Experimentation leads to discovery. Data “science” is about experimenting with data. In the data “lab,” the experiment is a transformation. And it is key to discovery

Data captured in the wild, from a transactional system or event log, typically needs to be transformed before it’s useful for analytic purposes. With traditional ETL techniques, transforming and normalizing data as it moves into an analytic data store can be cumbersome and limits its future usability. A much more flexible approach is to bulk-load data into the analytic data store and then transform it at query (discovery) time, or very near query time. Looker is a highly adaptable environment for creating and deploying SQL-based data transformations—so that the results of your experiments are delivered within minutes, instead of days.

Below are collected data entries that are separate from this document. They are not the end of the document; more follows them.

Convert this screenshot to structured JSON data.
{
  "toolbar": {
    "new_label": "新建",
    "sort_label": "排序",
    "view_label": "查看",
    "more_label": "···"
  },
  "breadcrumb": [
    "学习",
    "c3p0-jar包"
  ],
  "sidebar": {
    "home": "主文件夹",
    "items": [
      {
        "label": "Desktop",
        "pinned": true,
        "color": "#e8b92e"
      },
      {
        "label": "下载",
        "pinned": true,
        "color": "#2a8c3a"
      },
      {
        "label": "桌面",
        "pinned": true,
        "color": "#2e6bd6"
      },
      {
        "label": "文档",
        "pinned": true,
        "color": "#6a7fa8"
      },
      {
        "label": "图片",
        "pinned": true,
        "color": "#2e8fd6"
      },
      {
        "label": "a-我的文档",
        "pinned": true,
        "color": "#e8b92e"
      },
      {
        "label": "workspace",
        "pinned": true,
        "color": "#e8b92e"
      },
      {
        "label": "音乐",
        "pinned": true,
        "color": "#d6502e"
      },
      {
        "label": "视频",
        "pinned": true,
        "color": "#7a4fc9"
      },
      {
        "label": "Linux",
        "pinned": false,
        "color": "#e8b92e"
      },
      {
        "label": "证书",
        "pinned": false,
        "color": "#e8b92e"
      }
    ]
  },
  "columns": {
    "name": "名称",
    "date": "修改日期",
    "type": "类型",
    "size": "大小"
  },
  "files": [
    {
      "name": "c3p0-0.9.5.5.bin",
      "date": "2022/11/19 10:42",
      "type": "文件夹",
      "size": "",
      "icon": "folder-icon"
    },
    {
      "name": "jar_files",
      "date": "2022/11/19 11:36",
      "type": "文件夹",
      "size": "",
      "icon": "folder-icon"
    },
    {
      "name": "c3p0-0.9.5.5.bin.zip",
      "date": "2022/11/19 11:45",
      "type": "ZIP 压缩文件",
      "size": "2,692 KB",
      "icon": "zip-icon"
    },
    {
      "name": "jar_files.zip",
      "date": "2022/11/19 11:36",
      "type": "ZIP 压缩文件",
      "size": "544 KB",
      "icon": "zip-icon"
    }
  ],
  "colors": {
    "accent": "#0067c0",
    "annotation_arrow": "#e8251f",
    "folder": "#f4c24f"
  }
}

What’s the best way to think about your data?

Imagine you’re analyzing workers and the jobs they perform. Through event logging, you collect information about each transaction they provide, including start time and duration. You also capture an event that shows how many seconds a worker has been available since they last performed a job. Your analytics could include questions about worker availability, customer preferences, time spent on a job, workers with high/low ratings—all summarized by location, month, or any other roll-up that’s valuable to your business.

In order to answer the questions, the event datasets need to be transformed into a more useful state. For example, you can measure worker utilization, success rate, average time to complete tasks, and then compute facts such as work shifts, programs, customer or worker location. Getting these fact tables right will require a degree of experimentation. Looker makes this easy.

Transformations and experimentation are the key to discovery.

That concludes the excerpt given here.